2023-08-19
I got the idea to do this project from a previous project I did in my STAT 632 class. In that presentation I tried to model the relationship between Points Per Game and several other predictors.
So, to do this I am interested in forecasting Wins and Losses based on four predictors: Team points, Opponent Points, and Games played with W/L as the response variable.
To start, I did a brief exploratory analysis in R.
Fig 1. Plot of Games versus Team points and Opponent points. Most of the blue curve (Lakers score) was higher than the yellow curve (opponents’ score).
Here is the head of the dataset.
| Games | Team Score | Opponent Score | Wins/Losses |
|---|---|---|---|
| 1 | 102 | 112 | L |
| 2 | 95 | 86 | W |
| 3 | 120 | 101 | W |
| 4 | 120 | 91 | W |
| 5 | 102 | 112 | L |
I performed an 80/20 test and training set split for the data.
I decided to test four different models to see which one was most accurate for my purposes.

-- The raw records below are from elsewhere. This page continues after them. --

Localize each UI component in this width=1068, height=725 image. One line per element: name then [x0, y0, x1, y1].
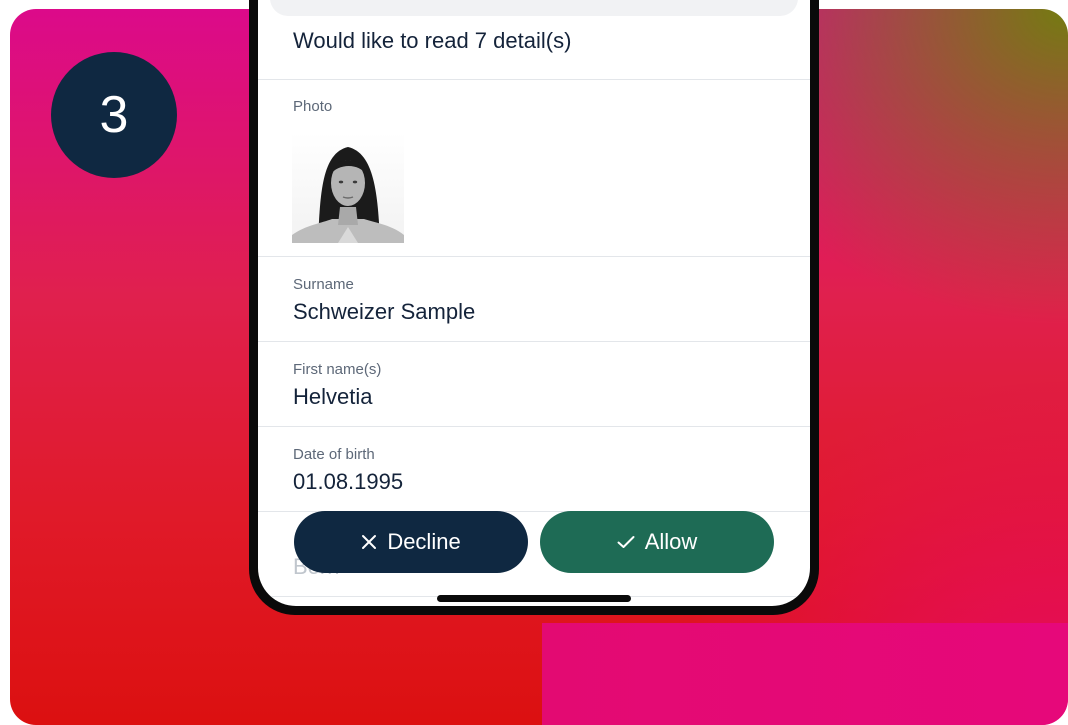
- divider: [258, 79, 810, 80]
- field-value-first-names: Helvetia: [293, 384, 373, 409]
- step-badge: 3: [51, 52, 177, 178]
- checkmark-icon: [617, 536, 635, 548]
- home-indicator: [437, 595, 631, 602]
- background-panel: [542, 623, 1068, 725]
- allow-button[interactable]: Allow: [540, 511, 774, 573]
- field-label-first-names: First name(s): [293, 361, 382, 378]
- field-value-date-of-birth: 01.08.1995: [293, 469, 404, 494]
- field-value-surname: Schweizer Sample: [293, 299, 476, 324]
- divider: [258, 341, 810, 342]
- decline-button[interactable]: Decline: [294, 511, 528, 573]
- phone-screen: Would like to read 7 detail(s) Photo Sur…: [258, 0, 810, 606]
- photo-label: Photo: [293, 98, 333, 115]
- field-label-surname: Surname: [293, 276, 354, 293]
- top-sheet-edge: [270, 0, 798, 16]
- phone-frame: Would like to read 7 detail(s) Photo Sur…: [249, 0, 819, 615]
- portrait-image: [292, 133, 404, 243]
- step-number: 3: [99, 86, 129, 144]
- field-label-date-of-birth: Date of birth: [293, 446, 375, 463]
- allow-label: Allow: [644, 529, 698, 554]
- request-header: Would like to read 7 detail(s): [293, 28, 572, 53]
- divider: [258, 256, 810, 257]
- id-photo: [292, 133, 404, 243]
- close-icon: [362, 535, 377, 549]
- decline-label: Decline: [387, 529, 461, 554]
- divider: [258, 426, 810, 427]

The dotplot showed that LDA (linear discriminant analysis) would be the best data to help predict W/L.
Fig 2. Analysis of the most effective model.
\[ LD1=-0.033G + 1.4956Tm + -1.431Opp \].
Since I already know the numbers of the missing games, the next step was to obtain a Team score and Opponent score based on the data.
Here are the top 5 data for the predicted scores and W/L.
| G | Predicted Team Score | Predicted Opponent Score | Predicted W/L |
|---|---|---|---|
| 64 | 109 | 134 | W |
| 65 | 93 | 102 | L |
| 66 | 119 | 97 | L |
| 67 | 97 | 114 | W |
From the simulation, I was able to conclude that had the Lakers played all 82 games, they would have won 55 games, and lost 27, with a final win percentage of 67% and a loss percentage of 33%.